Dans cette longue histoire, à l’orée du Nouveau Testament, Élisabeth et Marie tiennent évidemment un rôle particulier. Élisabeth va donner naissance au dernier prophète et au précurseur qui préparera la venue du Messie, et cette naissance, comme tant d’autres, au long de l’histoire d’Israël sera miraculeuse puisqu’elle est avancée en âge et que seule l’intervention de Dieu peut lui permettre d’enfanter. Marie deviendra la mère du Sauveur en répondant oui à l’appel de Dieu. De ces deux femmes, qu’unissent des liens de parenté, vont se nouer d’une façon mystérieuse, ce que nous pourrions appeler la continuité et la rupture : la continuité de la première alliance qui s’accomplit dans la personne de Jean-Baptiste et dans la personne de Marie, et la rupture qui s’accomplit par la naissance de Jésus, Fils-Unique de Dieu, Fils de Dieu lui-même. Mais les deux personnages liés par la parenté, puisque leurs mères étaient cousines, unissent dans une même toile cette continuité et cette rupture, pour manifester que la venue du Fils dans les derniers temps est l’accomplissement de la promesse faite par Dieu au long de l’histoire de l’Alliance.
En Jean-Baptiste et en Jésus, l’Ancien Testament trouve son achèvement et son accomplissement, il porte son fruit et ouvre l’Alliance à l’humanité toute entière. Marie, comme mère du Christ, n’est pas installée dans une position qui lui épargnerait l’acte de foi.

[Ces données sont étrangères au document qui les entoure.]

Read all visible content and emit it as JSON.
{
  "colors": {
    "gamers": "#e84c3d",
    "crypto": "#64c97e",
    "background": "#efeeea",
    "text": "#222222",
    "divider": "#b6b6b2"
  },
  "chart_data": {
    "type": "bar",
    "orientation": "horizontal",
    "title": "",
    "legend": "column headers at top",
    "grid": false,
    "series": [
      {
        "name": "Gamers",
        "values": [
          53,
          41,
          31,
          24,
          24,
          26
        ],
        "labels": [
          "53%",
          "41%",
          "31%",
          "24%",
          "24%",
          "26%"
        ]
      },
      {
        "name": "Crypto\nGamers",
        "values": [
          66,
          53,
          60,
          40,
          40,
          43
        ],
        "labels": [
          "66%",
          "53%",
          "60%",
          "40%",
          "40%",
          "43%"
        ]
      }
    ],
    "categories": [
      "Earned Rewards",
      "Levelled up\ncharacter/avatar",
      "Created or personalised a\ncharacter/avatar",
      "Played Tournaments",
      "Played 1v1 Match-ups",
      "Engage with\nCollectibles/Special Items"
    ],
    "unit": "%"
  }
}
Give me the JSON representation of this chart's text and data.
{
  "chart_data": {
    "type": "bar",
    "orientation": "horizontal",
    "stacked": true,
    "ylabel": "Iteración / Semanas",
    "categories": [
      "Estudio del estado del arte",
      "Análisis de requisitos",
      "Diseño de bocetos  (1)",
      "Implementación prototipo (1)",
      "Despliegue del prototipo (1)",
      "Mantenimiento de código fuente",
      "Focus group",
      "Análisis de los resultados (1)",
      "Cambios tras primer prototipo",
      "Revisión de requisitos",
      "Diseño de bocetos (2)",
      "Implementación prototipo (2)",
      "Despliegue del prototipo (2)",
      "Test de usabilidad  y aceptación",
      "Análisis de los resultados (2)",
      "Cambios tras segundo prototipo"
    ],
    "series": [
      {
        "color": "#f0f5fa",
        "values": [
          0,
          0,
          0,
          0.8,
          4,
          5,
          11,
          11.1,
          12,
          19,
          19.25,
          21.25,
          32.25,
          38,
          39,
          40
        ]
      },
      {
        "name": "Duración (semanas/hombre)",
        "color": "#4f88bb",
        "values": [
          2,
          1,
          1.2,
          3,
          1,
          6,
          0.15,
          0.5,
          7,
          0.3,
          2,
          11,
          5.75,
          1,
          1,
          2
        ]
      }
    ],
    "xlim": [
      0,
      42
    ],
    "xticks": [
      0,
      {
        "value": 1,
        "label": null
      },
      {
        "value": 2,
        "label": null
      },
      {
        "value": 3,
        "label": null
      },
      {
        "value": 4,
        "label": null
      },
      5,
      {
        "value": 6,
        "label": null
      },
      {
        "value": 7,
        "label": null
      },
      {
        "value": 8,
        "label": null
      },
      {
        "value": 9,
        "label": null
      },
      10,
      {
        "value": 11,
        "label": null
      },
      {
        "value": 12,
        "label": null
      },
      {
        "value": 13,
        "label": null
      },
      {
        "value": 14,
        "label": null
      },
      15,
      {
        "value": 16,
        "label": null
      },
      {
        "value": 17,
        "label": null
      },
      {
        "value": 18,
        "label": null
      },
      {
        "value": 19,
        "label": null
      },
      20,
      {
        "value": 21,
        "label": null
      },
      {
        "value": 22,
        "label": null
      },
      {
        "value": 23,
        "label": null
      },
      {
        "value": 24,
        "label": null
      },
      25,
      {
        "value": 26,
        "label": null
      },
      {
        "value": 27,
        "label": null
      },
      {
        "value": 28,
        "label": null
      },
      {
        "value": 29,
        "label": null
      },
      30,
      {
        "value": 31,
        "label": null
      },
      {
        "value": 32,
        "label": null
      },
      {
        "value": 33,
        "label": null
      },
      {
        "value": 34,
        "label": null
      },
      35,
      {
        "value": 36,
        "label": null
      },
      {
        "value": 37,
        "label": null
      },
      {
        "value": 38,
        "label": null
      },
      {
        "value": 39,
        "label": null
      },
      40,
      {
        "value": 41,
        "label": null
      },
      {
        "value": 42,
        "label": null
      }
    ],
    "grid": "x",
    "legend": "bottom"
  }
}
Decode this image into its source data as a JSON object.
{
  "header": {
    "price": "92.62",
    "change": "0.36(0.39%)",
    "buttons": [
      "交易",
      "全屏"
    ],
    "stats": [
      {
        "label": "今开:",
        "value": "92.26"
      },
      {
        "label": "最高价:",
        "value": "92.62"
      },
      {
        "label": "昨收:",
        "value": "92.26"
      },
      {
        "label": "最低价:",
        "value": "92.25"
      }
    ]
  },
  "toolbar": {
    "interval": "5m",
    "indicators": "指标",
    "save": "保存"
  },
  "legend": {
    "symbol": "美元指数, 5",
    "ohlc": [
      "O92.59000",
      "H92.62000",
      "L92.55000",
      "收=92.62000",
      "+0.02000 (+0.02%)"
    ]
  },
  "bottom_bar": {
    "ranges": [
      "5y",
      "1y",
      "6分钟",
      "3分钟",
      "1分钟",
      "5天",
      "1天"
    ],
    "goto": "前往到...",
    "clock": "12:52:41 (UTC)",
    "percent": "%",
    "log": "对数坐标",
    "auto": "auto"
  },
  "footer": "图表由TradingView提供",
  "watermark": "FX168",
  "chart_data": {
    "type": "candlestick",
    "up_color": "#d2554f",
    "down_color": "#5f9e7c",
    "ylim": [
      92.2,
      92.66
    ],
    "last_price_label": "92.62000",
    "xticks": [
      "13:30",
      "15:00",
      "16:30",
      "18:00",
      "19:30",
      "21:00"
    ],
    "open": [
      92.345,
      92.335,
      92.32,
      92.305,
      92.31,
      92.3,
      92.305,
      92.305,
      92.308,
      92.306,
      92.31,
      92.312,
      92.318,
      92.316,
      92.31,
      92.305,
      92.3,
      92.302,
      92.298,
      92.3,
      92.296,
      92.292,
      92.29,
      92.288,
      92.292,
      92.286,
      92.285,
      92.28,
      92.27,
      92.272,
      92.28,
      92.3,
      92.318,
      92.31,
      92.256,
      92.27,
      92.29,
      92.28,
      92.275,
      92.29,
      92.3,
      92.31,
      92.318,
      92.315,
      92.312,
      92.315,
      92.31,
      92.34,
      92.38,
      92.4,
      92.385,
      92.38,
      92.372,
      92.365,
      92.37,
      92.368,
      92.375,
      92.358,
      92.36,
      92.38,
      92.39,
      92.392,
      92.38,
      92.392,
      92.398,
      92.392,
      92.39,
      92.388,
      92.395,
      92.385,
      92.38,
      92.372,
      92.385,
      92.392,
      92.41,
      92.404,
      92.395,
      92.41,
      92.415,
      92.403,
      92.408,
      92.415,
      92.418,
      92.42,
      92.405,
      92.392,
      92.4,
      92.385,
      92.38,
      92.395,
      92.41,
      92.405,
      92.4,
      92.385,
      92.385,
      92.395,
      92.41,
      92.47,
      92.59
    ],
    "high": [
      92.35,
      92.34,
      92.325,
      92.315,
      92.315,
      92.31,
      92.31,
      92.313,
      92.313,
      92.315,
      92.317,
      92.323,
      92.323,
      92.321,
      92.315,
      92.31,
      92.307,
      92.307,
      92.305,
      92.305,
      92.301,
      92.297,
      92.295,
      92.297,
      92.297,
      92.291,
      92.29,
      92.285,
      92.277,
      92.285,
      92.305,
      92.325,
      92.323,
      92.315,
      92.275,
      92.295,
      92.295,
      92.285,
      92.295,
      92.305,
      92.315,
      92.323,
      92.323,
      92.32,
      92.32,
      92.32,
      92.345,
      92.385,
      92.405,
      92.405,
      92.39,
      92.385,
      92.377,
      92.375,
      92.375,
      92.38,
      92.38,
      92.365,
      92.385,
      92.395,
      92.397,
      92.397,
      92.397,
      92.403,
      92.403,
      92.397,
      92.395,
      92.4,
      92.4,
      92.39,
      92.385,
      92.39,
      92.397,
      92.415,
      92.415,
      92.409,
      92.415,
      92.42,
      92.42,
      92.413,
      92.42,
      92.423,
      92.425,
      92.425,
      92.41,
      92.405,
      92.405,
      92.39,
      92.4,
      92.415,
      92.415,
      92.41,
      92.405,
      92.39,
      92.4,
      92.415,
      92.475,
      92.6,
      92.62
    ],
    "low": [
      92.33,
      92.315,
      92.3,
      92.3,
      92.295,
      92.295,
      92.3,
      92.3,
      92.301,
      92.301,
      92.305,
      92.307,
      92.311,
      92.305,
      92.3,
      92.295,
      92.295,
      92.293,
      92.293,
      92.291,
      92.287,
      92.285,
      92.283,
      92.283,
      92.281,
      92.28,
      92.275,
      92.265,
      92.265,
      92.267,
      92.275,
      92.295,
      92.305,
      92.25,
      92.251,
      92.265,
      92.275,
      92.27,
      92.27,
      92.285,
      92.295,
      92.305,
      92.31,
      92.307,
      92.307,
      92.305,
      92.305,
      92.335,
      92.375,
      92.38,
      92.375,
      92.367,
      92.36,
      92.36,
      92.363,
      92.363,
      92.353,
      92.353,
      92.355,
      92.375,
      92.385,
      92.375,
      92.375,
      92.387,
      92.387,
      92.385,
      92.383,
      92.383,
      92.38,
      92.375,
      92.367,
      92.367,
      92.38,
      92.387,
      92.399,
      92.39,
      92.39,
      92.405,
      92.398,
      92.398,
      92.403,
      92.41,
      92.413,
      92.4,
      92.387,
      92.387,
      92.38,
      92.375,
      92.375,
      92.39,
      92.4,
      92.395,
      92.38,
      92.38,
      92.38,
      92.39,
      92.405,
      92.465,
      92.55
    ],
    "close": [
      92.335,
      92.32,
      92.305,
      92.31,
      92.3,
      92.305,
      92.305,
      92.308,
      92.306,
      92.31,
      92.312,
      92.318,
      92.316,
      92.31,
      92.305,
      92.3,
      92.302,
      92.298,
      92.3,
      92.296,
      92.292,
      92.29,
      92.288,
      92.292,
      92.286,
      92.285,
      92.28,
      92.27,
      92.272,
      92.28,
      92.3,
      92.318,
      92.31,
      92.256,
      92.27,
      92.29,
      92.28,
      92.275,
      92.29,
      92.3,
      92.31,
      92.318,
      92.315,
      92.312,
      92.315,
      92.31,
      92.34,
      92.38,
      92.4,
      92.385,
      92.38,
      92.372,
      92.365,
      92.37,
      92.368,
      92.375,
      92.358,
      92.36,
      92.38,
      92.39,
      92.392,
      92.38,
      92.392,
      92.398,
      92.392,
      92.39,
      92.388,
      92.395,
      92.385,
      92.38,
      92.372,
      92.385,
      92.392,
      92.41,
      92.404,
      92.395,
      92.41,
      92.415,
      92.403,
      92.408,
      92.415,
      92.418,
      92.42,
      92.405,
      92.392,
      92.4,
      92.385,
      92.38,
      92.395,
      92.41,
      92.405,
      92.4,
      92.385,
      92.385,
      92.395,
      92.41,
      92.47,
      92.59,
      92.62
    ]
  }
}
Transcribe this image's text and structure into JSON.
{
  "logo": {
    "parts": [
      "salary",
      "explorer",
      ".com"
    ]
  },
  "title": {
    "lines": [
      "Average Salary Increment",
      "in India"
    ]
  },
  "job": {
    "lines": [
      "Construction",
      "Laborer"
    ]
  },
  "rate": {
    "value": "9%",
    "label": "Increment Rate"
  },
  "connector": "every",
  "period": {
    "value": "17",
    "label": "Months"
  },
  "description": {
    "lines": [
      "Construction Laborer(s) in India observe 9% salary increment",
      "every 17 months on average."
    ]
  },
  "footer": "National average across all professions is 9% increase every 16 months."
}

Au contraire, c’est par la foi qu’elle répond « oui » à l’appel de l’Ange, puisque lorsqu’elle demande « comment cela se fera-t-il ? », il lui répond que c’est Dieu lui-même qui la couvrira de son ombre. C’est donc par la foi en cette parole de Dieu qu’elle engage sa vie et c’est par fidélité à cette parole de foi qu’elle va accompagner son fils depuis la naissance à Bethléem jusqu’à la mort sur le calvaire. Et nous avons tous présent à la mémoire, l’instant où Jésus désigne celles et ceux qui le suivent et qui mettent en pratique sa parole, comme sa nouvelle famille, non pas pour exclure Marie de cette nouvelle famille, mais pour exprimer que les liens de la chair sont dorénavant remplacés par les liens de la foi. Ainsi la place éminente de Marie ne vient pas seulement du fait qu’elle est la mère de Jésus, mais de ce qu’elle vit cette situation maternelle dans la foi profonde.

Pour nous, qui cheminons dans la foi au long des âges, cette figure de la foi de Marie est une référence permanente et constitutive de notre propre foi. Elle est la première des créatures qui entre dans cette relation d’une foi absolue en la parole de Dieu, elle est la première des créatures qui manifeste par la naissance de Jésus, la fécondité de la parole de Dieu au cœur de ceux qui lui obéissent et qui cherchent à la mettre en pratique. C’est pourquoi, pour tous les croyants, Marie devient non seulement la mère de Jésus mais aussi la mère de l’Église et la mère des croyants. Pour tous ceux qui essayent de vivre dans la foi, la figure de Marie est non seulement un exemple, mais encore une aide et une protection. Quand nous sommes habités par le doute, quand les événements de la vie semblent combattre la confiance que nous essayons de vivre dans notre relation avec Dieu, la figure de Marie depuis la grotte de Bethléem jusqu’au pied de la croix sur le calvaire devient une référence, une force et un rempart.
En cette célébration où nous vénérons la Vierge Marie, demandons au Seigneur que sa foi inspire notre foi et nous renforce dans notre relation avec Dieu.
Amen.

+ André cardinal Vingt-Trois, archevêque de Paris.